The judges conceded that the court's actions had deprived S.B.'s parents "of their right to decide which medical treatment should be administered to their infant and in so doing… infringed upon the parental 'liberty' protected in s. 7 of the Charter." But they decided that the infringement was "in accordance with the principles of fundamental justice."
Justices Cory, Iacobucci and Major went further. "While the right to liberty embedded in s. 7… may very well permit parents to choose among equally effective types of medical treatment for their children, it does not include a parents' [sic] right to deny a child medical treatment that has been adjudged necessary by a medical professional and for which there is no legitimate alternative," they argued.
Such an alternative has emerged since, though its legitimacy is not uncontested. "Bloodless medicine" made headlines in 2005 in connection with a 14-year-old Jehovah's Witness from Vernon, B.C., who had been diagnosed with bone cancer. After a B.C. court ordered that she receive blood transfusions if they became necessary as part of her chemotherapy, she and her family petitioned an Ontario court to allow them to seek treatment at a New York hospital that offers transfusion-free treatment; a deal was eventually struck to allow that treatment.

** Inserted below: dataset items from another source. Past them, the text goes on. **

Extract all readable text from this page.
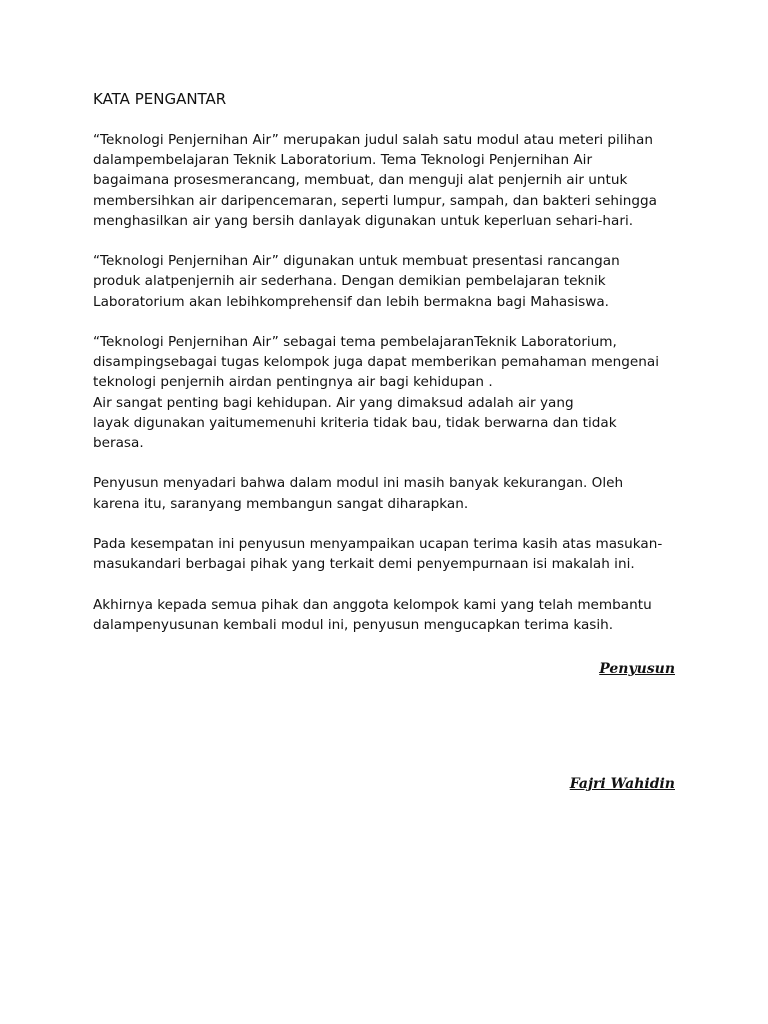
KATA PENGANTAR
“Teknologi Penjernihan Air” merupakan judul salah satu modul atau meteri pilihan
dalampembelajaran Teknik Laboratorium. Tema Teknologi Penjernihan Air
bagaimana prosesmerancang, membuat, dan menguji alat penjernih air untuk
membersihkan air daripencemaran, seperti lumpur, sampah, dan bakteri sehingga
menghasilkan air yang bersih danlayak digunakan untuk keperluan sehari-hari.
“Teknologi Penjernihan Air” digunakan untuk membuat presentasi rancangan
produk alatpenjernih air sederhana. Dengan demikian pembelajaran teknik
Laboratorium akan lebihkomprehensif dan lebih bermakna bagi Mahasiswa.
“Teknologi Penjernihan Air” sebagai tema pembelajaranTeknik Laboratorium,
disampingsebagai tugas kelompok juga dapat memberikan pemahaman mengenai
teknologi penjernih airdan pentingnya air bagi kehidupan .
Air sangat penting bagi kehidupan. Air yang dimaksud adalah air yang
layak digunakan yaitumemenuhi kriteria tidak bau, tidak berwarna dan tidak
berasa.
Penyusun menyadari bahwa dalam modul ini masih banyak kekurangan. Oleh
karena itu, saranyang membangun sangat diharapkan.
Pada kesempatan ini penyusun menyampaikan ucapan terima kasih atas masukan-
masukandari berbagai pihak yang terkait demi penyempurnaan isi makalah ini.
Akhirnya kepada semua pihak dan anggota kelompok kami yang telah membantu
dalampenyusunan kembali modul ini, penyusun mengucapkan terima kasih.
Penyusun
Fajri Wahidin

With Witnesses old enough to understand the procedure often comparing blood transfusions to rape, the case of a 14-year-old arguably old enough to make up her own mind left public opinion split. But in the case of the Vancouver sextuplets, it appears to be considerably more one-sided - a recent Ipsos poll finding that 85% of British Columbians agree with the province's course of action.
Not all Witnesses are on board with their church's positions. "There is not uniform acceptance of the Watch Tower's blood doctrine among Jehovah’s Witnesses," the Associated Jehovah's Witnesses for Reform on Blood argues. "The Watch Tower organization promotes a myth when it argues that all Jehovah's Witnesses hold the same conviction on this point of doctrine."
With such reformers having failed to gain much of a foothold, though, it appears the church will go down fighting on the sextuplets.